Her soft bark of derisive laughter bounced off the walls. And when the echoes of it had faded, she started making plans.
Chapter One
The cab driver performed an inept three-point turn and zoomed off with a wince-inducing screech of tires, leaving Sam Ross in Nowheresville. The jury of his peers was still out as to whether this was a good career move, but right now, as the sky blushed rosy pink with the birth of a new day, and some nearby feathered denizen warbled a cheery welcome, Sam told himself he didn’t give a crap what his colleagues thought of his decision. No one had said respite care was going to be easy and he’d gone into it with eyes wide open. But lately, the chinks in his armor had become gaping holes and he’d not been able to maintain the distance he felt he needed to perform his job. He was burned out.
Bottom line? When you glanced at yourself in the shaving mirror each morning and barely recognized the hollow-eyed stranger staring back at you, it was time for a change of pace.
&n
bsp; He hoisted his pack onto his shoulder, inhaling crisp country air deep into his lungs, holding it until tiny glowing sparks zinged through his headspace. And, as he exhaled, he cast off the last of his doubts. He’d been right to make this change—he felt it in his gut and his heart and his soul.
Coarse seal shifted beneath his feet as he approached the gate barring the cobbled entranceway. He pressed the buzzer on the speaker and leaned in to announce his arrival. “Samuel Ross.”
As he straightened, a flash caught his eye. A tiny security camera, barely noticeable amid the thick foliage poking through the gaps in the fence bordering the property. Which drew his attention to the fence itself, its sturdy metal palings colored a shade so close to the deep greens of the hedge plantings, he hadn’t even noticed a fence until now.
The gates shooshed smoothly, almost noiselessly, apart.
Disquiet feathered Sam’s spine but damned if he’d turn back now. He walked briskly through the gates… and fought the impulse to glance over his shoulder as they shut behind him. It was hardly unusual for an affluent property-owner living in relative isolation to install some stringent security measures, right?
Rolling the tension from his shoulders, he marched up the meandering pathway, determinedly admiring the freshly mown grass and bright, cheery flowerbeds with their neatly clipped borders.
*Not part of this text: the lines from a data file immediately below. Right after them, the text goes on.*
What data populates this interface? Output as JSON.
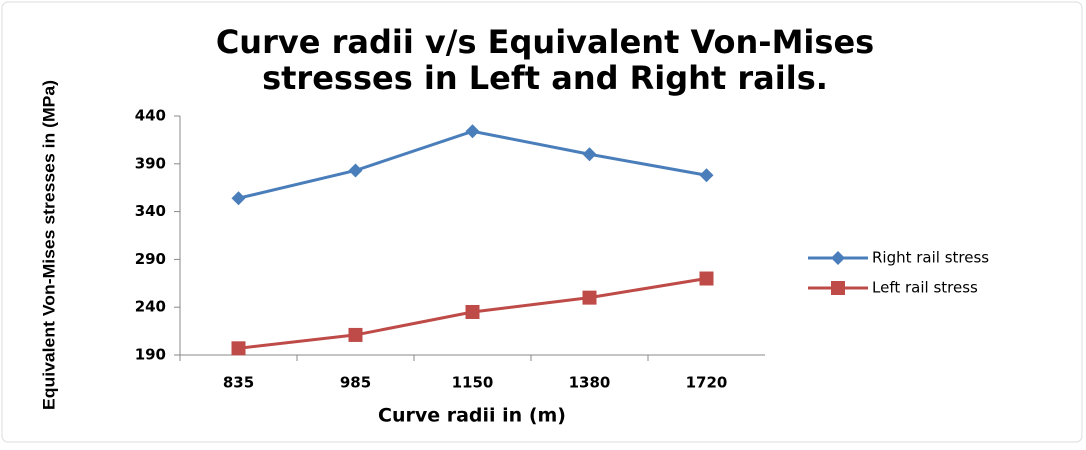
{
  "chart_data": {
    "type": "line",
    "title": [
      "Curve radii v/s Equivalent Von-Mises",
      "stresses in Left and Right rails."
    ],
    "x_label": "Curve radii in (m)",
    "y_label": "Equivalent Von-Mises stresses in  (MPa)",
    "categories": [
      "835",
      "985",
      "1150",
      "1380",
      "1720"
    ],
    "series": [
      {
        "name": "Right rail stress",
        "color": "#4a7ebb",
        "marker": "diamond",
        "values": [
          354,
          383,
          424,
          400,
          378
        ]
      },
      {
        "name": "Left rail stress",
        "color": "#be4b48",
        "marker": "square",
        "values": [
          197,
          211,
          235,
          250,
          270
        ]
      }
    ],
    "ylim": [
      190,
      440
    ],
    "yticks": [
      190,
      240,
      290,
      340,
      390,
      440
    ],
    "grid": false,
    "legend": "right"
  }
}
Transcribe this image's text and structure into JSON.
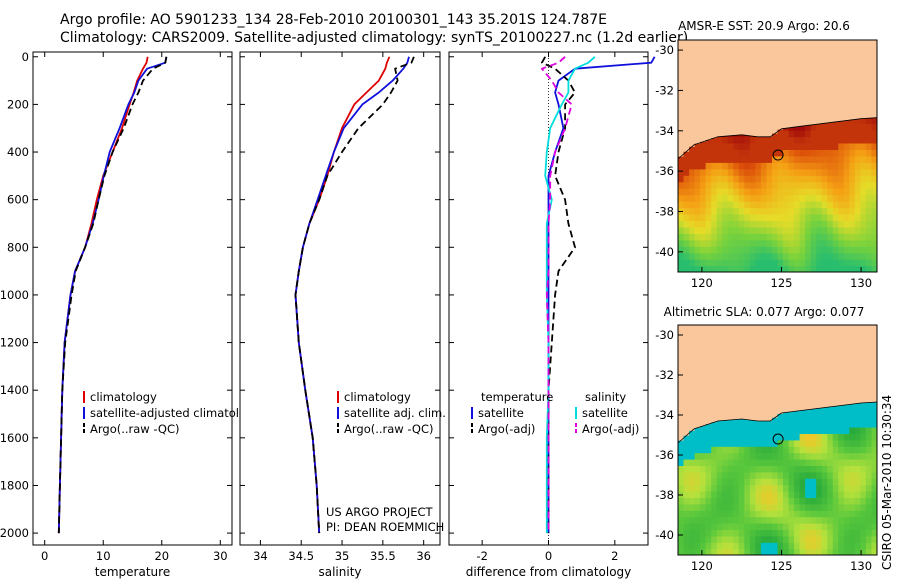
{
  "header": {
    "line1": "Argo profile: AO 5901233_134 28-Feb-2010 20100301_143 35.201S 124.787E",
    "line2": "Climatology: CARS2009. Satellite-adjusted climatology: synTS_20100227.nc (1.2d earlier)"
  },
  "colors": {
    "red": "#dd0000",
    "blue": "#1010dd",
    "black": "#000000",
    "cyan": "#00dddd",
    "magenta": "#dd00dd",
    "land": "#f9c79b",
    "frame": "#000000"
  },
  "chart_data": [
    {
      "id": "temperature",
      "type": "line",
      "xlabel": "temperature",
      "ylabel": "",
      "xlim": [
        -2,
        32
      ],
      "ylim": [
        2050,
        -20
      ],
      "xticks": [
        0,
        10,
        20,
        30
      ],
      "yticks": [
        0,
        200,
        400,
        600,
        800,
        1000,
        1200,
        1400,
        1600,
        1800,
        2000
      ],
      "depth": [
        0,
        25,
        50,
        100,
        150,
        200,
        300,
        400,
        500,
        600,
        700,
        800,
        900,
        1000,
        1200,
        1400,
        1600,
        1800,
        2000
      ],
      "series": [
        {
          "name": "climatology",
          "color": "red",
          "dash": "",
          "values": [
            17.6,
            17.4,
            16.8,
            15.8,
            15.2,
            14.5,
            13.2,
            11.6,
            10.0,
            8.9,
            8.0,
            6.9,
            5.2,
            4.4,
            3.4,
            3.0,
            2.8,
            2.6,
            2.4
          ]
        },
        {
          "name": "satellite-adjusted climatology",
          "color": "blue",
          "dash": "",
          "values": [
            20.8,
            20.6,
            17.5,
            16.0,
            15.3,
            14.3,
            12.8,
            11.1,
            10.1,
            9.2,
            8.2,
            6.9,
            5.2,
            4.4,
            3.4,
            3.0,
            2.8,
            2.6,
            2.4
          ]
        },
        {
          "name": "Argo(..raw -QC)",
          "color": "black",
          "dash": "7,4",
          "values": [
            20.8,
            20.6,
            18.5,
            16.8,
            16.0,
            15.0,
            13.5,
            11.6,
            10.2,
            9.2,
            8.3,
            6.9,
            5.3,
            4.6,
            3.5,
            3.0,
            2.8,
            2.6,
            2.4
          ]
        }
      ],
      "legend": {
        "position": "lower-right"
      }
    },
    {
      "id": "salinity",
      "type": "line",
      "xlabel": "salinity",
      "ylabel": "",
      "xlim": [
        33.75,
        36.2
      ],
      "ylim": [
        2050,
        -20
      ],
      "xticks": [
        34,
        34.5,
        35,
        35.5,
        36
      ],
      "xtick_labels": [
        "34",
        "34.5",
        "35",
        "35.5",
        "36"
      ],
      "depth": [
        0,
        25,
        50,
        100,
        150,
        200,
        300,
        400,
        500,
        600,
        700,
        800,
        900,
        1000,
        1200,
        1400,
        1600,
        1800,
        2000
      ],
      "series": [
        {
          "name": "climatology",
          "color": "red",
          "dash": "",
          "values": [
            35.58,
            35.55,
            35.53,
            35.45,
            35.3,
            35.15,
            35.0,
            34.9,
            34.82,
            34.72,
            34.6,
            34.52,
            34.47,
            34.43,
            34.47,
            34.55,
            34.64,
            34.69,
            34.72
          ]
        },
        {
          "name": "satellite adj. clim.",
          "color": "blue",
          "dash": "",
          "values": [
            35.82,
            35.8,
            35.75,
            35.62,
            35.45,
            35.25,
            35.02,
            34.9,
            34.8,
            34.7,
            34.6,
            34.52,
            34.47,
            34.43,
            34.47,
            34.55,
            34.64,
            34.69,
            34.72
          ]
        },
        {
          "name": "Argo(..raw -QC)",
          "color": "black",
          "dash": "7,4",
          "values": [
            35.88,
            35.85,
            35.65,
            35.68,
            35.6,
            35.5,
            35.2,
            35.0,
            34.82,
            34.72,
            34.6,
            34.52,
            34.47,
            34.43,
            34.47,
            34.55,
            34.64,
            34.69,
            34.72
          ]
        }
      ],
      "annotations": [
        "US ARGO PROJECT",
        "PI: DEAN ROEMMICH"
      ],
      "legend": {
        "position": "lower-right"
      }
    },
    {
      "id": "difference",
      "type": "line",
      "xlabel": "difference from climatology",
      "ylabel": "",
      "xlim": [
        -3,
        3
      ],
      "ylim": [
        2050,
        -20
      ],
      "xticks": [
        -2,
        0,
        2
      ],
      "xtick_labels": [
        "-2",
        "0",
        "2"
      ],
      "depth": [
        0,
        25,
        50,
        100,
        150,
        200,
        300,
        400,
        500,
        600,
        700,
        800,
        900,
        1000,
        1200,
        1400,
        1600,
        1800,
        2000
      ],
      "series": [
        {
          "name": "satellite",
          "group": "temperature",
          "color": "blue",
          "dash": "",
          "values": [
            3.2,
            3.1,
            0.8,
            0.3,
            0.2,
            0.3,
            0.45,
            0.2,
            0.0,
            0.0,
            0.0,
            0.0,
            0.0,
            0.0,
            0.0,
            0.0,
            0.0,
            0.0,
            0.0
          ]
        },
        {
          "name": "Argo(-adj)",
          "group": "temperature",
          "color": "black",
          "dash": "7,4",
          "values": [
            -0.1,
            -0.2,
            0.2,
            0.6,
            0.8,
            0.5,
            0.5,
            0.3,
            0.2,
            0.5,
            0.6,
            0.8,
            0.3,
            0.2,
            0.1,
            0.0,
            0.0,
            0.0,
            0.0
          ]
        },
        {
          "name": "satellite",
          "group": "salinity",
          "color": "cyan",
          "dash": "",
          "values": [
            1.4,
            1.2,
            0.8,
            0.6,
            0.6,
            0.4,
            0.05,
            -0.05,
            -0.1,
            0.1,
            -0.05,
            -0.05,
            -0.05,
            -0.05,
            0.0,
            0.0,
            -0.05,
            -0.05,
            -0.05
          ]
        },
        {
          "name": "Argo(-adj)",
          "group": "salinity",
          "color": "magenta",
          "dash": "7,4",
          "values": [
            0.5,
            0.3,
            -0.2,
            0.1,
            0.3,
            0.7,
            0.5,
            0.2,
            0.05,
            0.05,
            0.0,
            0.0,
            0.0,
            -0.05,
            0.0,
            0.0,
            0.0,
            0.0,
            0.0
          ]
        }
      ],
      "legend": {
        "position": "lower",
        "group_titles": [
          "temperature",
          "salinity"
        ]
      }
    },
    {
      "id": "sst_map",
      "type": "heatmap",
      "title": "AMSR-E SST: 20.9 Argo: 20.6",
      "xlabel": "",
      "ylabel": "",
      "xlim": [
        118.5,
        131
      ],
      "ylim": [
        -41,
        -29.5
      ],
      "xticks": [
        120,
        125,
        130
      ],
      "yticks": [
        -30,
        -32,
        -34,
        -36,
        -38,
        -40
      ],
      "argo_position": {
        "lon": 124.787,
        "lat": -35.201
      },
      "coast": {
        "lon": [
          118.5,
          119.5,
          121,
          122.5,
          123.5,
          124.3,
          125,
          126,
          127,
          128,
          129,
          130,
          131
        ],
        "lat": [
          -35.4,
          -34.7,
          -34.3,
          -34.2,
          -34.3,
          -34.3,
          -33.9,
          -33.8,
          -33.7,
          -33.6,
          -33.5,
          -33.4,
          -33.35
        ]
      },
      "colormap": "sst"
    },
    {
      "id": "sla_map",
      "type": "heatmap",
      "title": "Altimetric SLA: 0.077 Argo: 0.077",
      "xlabel": "",
      "ylabel": "",
      "xlim": [
        118.5,
        131
      ],
      "ylim": [
        -41,
        -29.5
      ],
      "xticks": [
        120,
        125,
        130
      ],
      "yticks": [
        -30,
        -32,
        -34,
        -36,
        -38,
        -40
      ],
      "argo_position": {
        "lon": 124.787,
        "lat": -35.201
      },
      "coast": {
        "lon": [
          118.5,
          119.5,
          121,
          122.5,
          123.5,
          124.3,
          125,
          126,
          127,
          128,
          129,
          130,
          131
        ],
        "lat": [
          -35.4,
          -34.7,
          -34.3,
          -34.2,
          -34.3,
          -34.3,
          -33.9,
          -33.8,
          -33.7,
          -33.6,
          -33.5,
          -33.4,
          -33.35
        ]
      },
      "colormap": "sla"
    }
  ],
  "footer": {
    "credit": "CSIRO 05-Mar-2010 10:30:34"
  }
}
He passed two bent figures, diligently plying secateurs to a bed of standard rose bushes. Fulltime gardeners, perhaps? Not surprising given the extent of these grounds. Right now, he could be forgiven for imagining he was taking a stroll through carefully maintained public gardens. Fingers crossed the house wasn’t some drafty old mansion full of dusty antiques, with generations of stern ancestors glaring down their noses at him from the walls. Still, given the salary he’d been offered, he could put up with small inconveniences like OTT security measures, clanking plumbing and uninviting décor.
Besides, money hadn’t been his primary motive for accepting this position—though it’d certainly helped when he’d weighed the pros and cons. This placement was long-term. His patient was young and healthy—physically at least. And if her mental state left a lot to be desired, well, he could deal with that. So far as he’d been able to ascertain she wasn’t suffering. And for Sam, that was pretty much a win any way he looked at it.